Rudolph is the only first-time winner of the award. Pollock was recognised for the fourth time, while Gibbs and Ntini joined Smith in being honoured for the second time.
Smith became South Africa's youngest Test captain when he was appointed at the age of 22. He led the country to a Test series win in Bangladesh but it was his deeds on a tour of England that attracted international attention. He made a South African Test record score of 277 in the first Test at Birmingham and followed up with 259 in the second Test at Lord's, becoming only the fourth batsman in history to make double centuries in two successive Tests. Smith also won acclaim for his dynamic captaincy.
Gibbs, Smith's opening partner, moved into the top echelon of world batsmen with a succession of exciting innings during the year. He was also among a handful of South Africans to enhance his reputation during a disappointing World Cup campaign by the national team.
Gibbs equalled the world record when he made three successive limited-overs international centuries at the beginning of last season. In the World Cup he hammered 384 runs at an average of 96, scoring at better than a run a ball, including a spectacular innings of 143 against New Zealand at the Wanderers.
In Test matches, he made hundreds against Bangladesh, Pakistan and England, making a career-best 228 against Pakistan at Newlands. He and Smith shared a South African record opening stand of 368 in the same match.
Ntini was South Africa's outstanding fast bowler and was the country 's leading wicket-taker in four successive Test series, against Bangladesh, Sri Lanka, Pakistan and England. He also took most wickets for South Africa in the World Cup. Among the highlights of Ntini's year was his performance in the Test against England at Lord's when he became the first South African to take ten wickets in a match there, marking the feat by kissing the turf.

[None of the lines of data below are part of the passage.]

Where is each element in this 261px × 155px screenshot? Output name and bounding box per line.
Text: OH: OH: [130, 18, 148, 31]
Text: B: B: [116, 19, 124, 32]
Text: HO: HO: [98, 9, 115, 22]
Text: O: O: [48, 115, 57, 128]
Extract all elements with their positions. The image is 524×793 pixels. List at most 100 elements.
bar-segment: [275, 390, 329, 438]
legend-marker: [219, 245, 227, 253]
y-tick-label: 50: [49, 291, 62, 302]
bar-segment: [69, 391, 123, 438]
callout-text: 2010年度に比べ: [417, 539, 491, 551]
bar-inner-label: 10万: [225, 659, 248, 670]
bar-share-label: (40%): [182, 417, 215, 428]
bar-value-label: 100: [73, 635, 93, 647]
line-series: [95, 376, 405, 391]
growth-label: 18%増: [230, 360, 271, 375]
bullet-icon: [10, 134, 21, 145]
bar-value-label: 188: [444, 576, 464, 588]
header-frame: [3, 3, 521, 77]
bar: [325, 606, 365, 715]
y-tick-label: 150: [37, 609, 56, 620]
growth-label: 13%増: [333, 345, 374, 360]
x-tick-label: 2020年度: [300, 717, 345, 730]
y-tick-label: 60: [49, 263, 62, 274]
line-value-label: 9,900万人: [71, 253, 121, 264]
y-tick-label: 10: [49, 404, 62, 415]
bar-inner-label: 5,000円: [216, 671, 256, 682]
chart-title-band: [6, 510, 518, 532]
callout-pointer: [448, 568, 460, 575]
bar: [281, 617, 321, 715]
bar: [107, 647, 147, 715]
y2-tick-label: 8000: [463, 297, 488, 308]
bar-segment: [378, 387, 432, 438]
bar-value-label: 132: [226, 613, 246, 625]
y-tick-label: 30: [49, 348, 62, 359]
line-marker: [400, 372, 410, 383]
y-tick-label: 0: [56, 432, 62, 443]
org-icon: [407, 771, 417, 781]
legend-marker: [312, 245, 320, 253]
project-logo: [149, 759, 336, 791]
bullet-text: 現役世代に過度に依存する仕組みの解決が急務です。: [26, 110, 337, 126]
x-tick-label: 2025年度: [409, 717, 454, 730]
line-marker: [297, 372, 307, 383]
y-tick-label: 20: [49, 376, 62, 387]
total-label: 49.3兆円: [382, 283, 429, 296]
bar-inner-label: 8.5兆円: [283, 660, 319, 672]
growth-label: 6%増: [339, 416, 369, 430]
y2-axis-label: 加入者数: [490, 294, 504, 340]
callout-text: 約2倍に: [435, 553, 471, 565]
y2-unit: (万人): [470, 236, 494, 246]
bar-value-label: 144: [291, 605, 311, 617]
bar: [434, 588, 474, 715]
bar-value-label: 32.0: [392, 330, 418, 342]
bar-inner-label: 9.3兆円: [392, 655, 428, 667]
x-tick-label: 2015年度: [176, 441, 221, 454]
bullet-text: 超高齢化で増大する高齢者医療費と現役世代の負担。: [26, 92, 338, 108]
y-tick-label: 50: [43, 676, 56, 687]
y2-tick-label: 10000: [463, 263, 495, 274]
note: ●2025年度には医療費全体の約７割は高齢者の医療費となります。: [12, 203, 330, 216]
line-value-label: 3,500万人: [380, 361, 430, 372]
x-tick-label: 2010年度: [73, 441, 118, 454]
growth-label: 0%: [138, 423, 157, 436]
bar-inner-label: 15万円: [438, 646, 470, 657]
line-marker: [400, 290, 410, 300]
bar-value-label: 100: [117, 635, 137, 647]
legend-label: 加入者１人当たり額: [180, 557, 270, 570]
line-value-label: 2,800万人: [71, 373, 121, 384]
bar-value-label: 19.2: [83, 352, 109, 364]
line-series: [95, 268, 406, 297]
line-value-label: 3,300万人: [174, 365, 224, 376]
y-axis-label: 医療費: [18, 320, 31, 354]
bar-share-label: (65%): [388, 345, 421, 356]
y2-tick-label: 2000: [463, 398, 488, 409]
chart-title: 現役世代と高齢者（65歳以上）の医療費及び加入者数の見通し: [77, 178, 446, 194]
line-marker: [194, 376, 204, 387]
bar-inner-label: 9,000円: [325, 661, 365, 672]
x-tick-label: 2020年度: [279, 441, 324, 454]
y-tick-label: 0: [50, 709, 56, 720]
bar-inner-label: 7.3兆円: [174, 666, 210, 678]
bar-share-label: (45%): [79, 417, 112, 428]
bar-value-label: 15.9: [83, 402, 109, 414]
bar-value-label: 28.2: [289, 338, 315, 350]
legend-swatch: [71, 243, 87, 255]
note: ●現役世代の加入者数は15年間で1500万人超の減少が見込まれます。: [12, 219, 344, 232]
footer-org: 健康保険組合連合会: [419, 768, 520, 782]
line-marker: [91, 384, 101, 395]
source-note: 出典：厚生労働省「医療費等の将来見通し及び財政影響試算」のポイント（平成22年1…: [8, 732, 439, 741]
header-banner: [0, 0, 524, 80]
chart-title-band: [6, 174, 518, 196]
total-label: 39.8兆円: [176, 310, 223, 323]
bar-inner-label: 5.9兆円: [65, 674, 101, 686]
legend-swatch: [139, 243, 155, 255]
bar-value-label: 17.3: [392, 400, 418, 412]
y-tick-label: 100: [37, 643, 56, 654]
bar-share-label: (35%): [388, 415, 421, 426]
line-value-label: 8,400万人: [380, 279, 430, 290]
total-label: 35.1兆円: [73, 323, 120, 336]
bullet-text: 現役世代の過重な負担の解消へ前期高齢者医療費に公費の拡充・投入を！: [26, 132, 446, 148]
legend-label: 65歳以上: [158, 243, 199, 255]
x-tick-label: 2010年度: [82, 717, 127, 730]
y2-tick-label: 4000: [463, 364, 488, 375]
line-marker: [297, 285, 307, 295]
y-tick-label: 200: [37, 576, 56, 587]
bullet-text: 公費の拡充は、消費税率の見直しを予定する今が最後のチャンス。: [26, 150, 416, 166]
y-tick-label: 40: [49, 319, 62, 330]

Pollock bowled superbly throughout a difficult year during which he lost the captaincy after South Africa's failure in the World Cup. He displayed tremendous dignity and his personal performances and his loyalty to the team were never in doubt despite his change in status.
During the year, Pollock broke Allan Donald's record for most wickets for South Africa in one-day internationals and he became the second South African after Donald to take 300 wickets in Test cricket. He had the lowest average of runs per wicket of all players in the world to achieve the feat. Pollock was also in excellent batting form during the year, making 405 runs at an average of 81 in Test matches.

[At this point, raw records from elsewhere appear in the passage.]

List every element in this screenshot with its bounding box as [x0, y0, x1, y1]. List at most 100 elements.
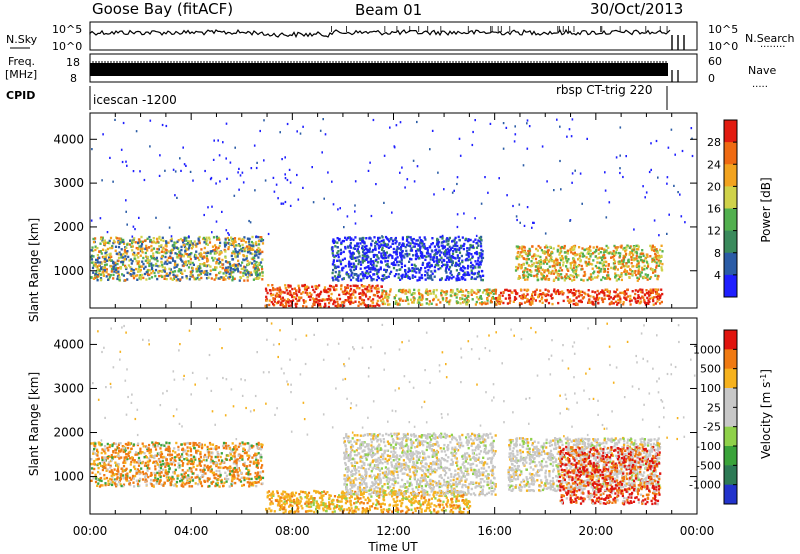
echo-cell: [480, 303, 483, 306]
echo-cell: [630, 262, 633, 265]
echo-cell: [242, 271, 245, 275]
echo-cell: [646, 275, 649, 278]
echo-cell: [575, 268, 578, 271]
echo-cell: [124, 255, 127, 258]
echo-cell: [604, 288, 607, 291]
echo-cell: [429, 289, 432, 293]
echo-cell: [588, 261, 591, 264]
echo-cell: [637, 262, 640, 265]
echo-cell: [555, 290, 558, 294]
echo-cell: [523, 296, 526, 299]
echo-cell: [279, 131, 281, 134]
echo-cell: [657, 275, 660, 278]
echo-cell: [577, 274, 580, 277]
echo-cell: [367, 265, 370, 269]
echo-cell: [329, 296, 332, 300]
echo-cell: [245, 258, 248, 261]
echo-cell: [596, 293, 599, 297]
echo-cell: [245, 245, 249, 248]
echo-cell: [197, 237, 200, 240]
echo-cell: [199, 456, 202, 459]
echo-cell: [278, 290, 281, 294]
echo-cell: [311, 285, 314, 288]
echo-cell: [614, 266, 617, 269]
echo-cell: [425, 291, 428, 295]
echo-cell: [622, 248, 625, 251]
echo-cell: [606, 290, 609, 293]
echo-cell: [234, 445, 237, 448]
echo-cell: [660, 288, 663, 291]
echo-cell: [631, 249, 634, 253]
echo-cell: [417, 297, 420, 300]
echo-cell: [433, 253, 436, 257]
echo-cell: [475, 246, 479, 249]
echo-cell: [299, 132, 302, 135]
echo-cell: [194, 442, 197, 445]
echo-cell: [388, 265, 391, 269]
echo-cell: [516, 255, 519, 258]
echo-cell: [519, 288, 523, 291]
echo-cell: [476, 288, 479, 292]
echo-cell: [646, 296, 649, 300]
echo-cell: [426, 247, 429, 250]
echo-cell: [241, 243, 244, 247]
echo-cell: [556, 258, 559, 262]
echo-cell: [641, 266, 644, 270]
echo-cell: [592, 252, 595, 255]
echo-cell: [431, 278, 434, 281]
echo-cell: [168, 261, 171, 264]
echo-cell: [340, 284, 343, 287]
echo-cell: [203, 251, 206, 254]
echo-cell: [122, 240, 125, 244]
echo-cell: [377, 236, 380, 240]
echo-cell: [546, 180, 548, 183]
echo-cell: [392, 261, 396, 264]
echo-cell: [526, 268, 529, 271]
echo-cell: [175, 275, 178, 279]
echo-cell: [636, 276, 639, 279]
echo-cell: [185, 164, 187, 167]
echo-cell: [377, 244, 380, 247]
echo-cell: [198, 273, 201, 277]
echo-cell: [566, 276, 569, 280]
echo-cell: [219, 466, 222, 469]
echo-cell: [211, 471, 214, 475]
echo-cell: [229, 161, 232, 164]
echo-cell: [609, 296, 612, 299]
echo-cell: [177, 239, 180, 242]
echo-cell: [232, 270, 235, 274]
echo-cell: [414, 253, 417, 257]
echo-cell: [484, 302, 487, 306]
echo-cell: [383, 268, 386, 271]
echo-cell: [343, 304, 346, 307]
echo-cell: [445, 299, 448, 302]
echo-cell: [458, 264, 461, 268]
echo-cell: [129, 258, 132, 261]
echo-cell: [106, 442, 109, 446]
echo-cell: [91, 255, 94, 258]
echo-cell: [96, 484, 99, 487]
echo-cell: [219, 475, 222, 478]
echo-cell: [169, 255, 172, 258]
echo-cell: [210, 176, 213, 180]
echo-cell: [110, 267, 114, 271]
echo-cell: [629, 297, 632, 301]
echo-cell: [480, 297, 483, 300]
echo-cell: [101, 460, 104, 464]
echo-cell: [635, 301, 638, 304]
echo-cell: [317, 304, 320, 307]
echo-cell: [354, 291, 357, 294]
echo-cell: [465, 289, 468, 292]
echo-cell: [440, 256, 443, 259]
echo-cell: [642, 259, 645, 262]
echo-cell: [570, 246, 573, 249]
echo-cell: [332, 238, 335, 241]
echo-cell: [196, 476, 199, 479]
echo-cell: [135, 259, 138, 263]
echo-cell: [328, 284, 332, 288]
echo-cell: [604, 256, 607, 260]
echo-cell: [404, 269, 407, 272]
echo-cell: [314, 284, 317, 288]
echo-cell: [485, 288, 488, 292]
echo-cell: [617, 294, 620, 298]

Rudolph made a sensational entrance into Test cricket when he scored 222 not out against Bangladesh at Chittagong, the second-highest score in Test history on debut. It was a triumph of determination and perseverance for a player whose career had been dogged by bad luck. Twice he had been set to make his Test debut, only for the honour to be snatched away from him by circumstances beyond his control. When he did get his chance, he took full advantage, showing outstanding concentration. Rudolph and Boeta Dippenaar shared an unbeaten third-wicket partnership of 429, the highest for any wicket by South Africa and the fifth highest of all time in Test cricket.
Colin Bryden, editor of the Mutual & Federal Annual, said it had been difficult to settle on five players after an exceptionally busy year for the national team. Among other players who had made strong claims were Jacques Kallis, Gary Kirsten, Boeta Dippenaar, Andrew Hall and Alan Dawson.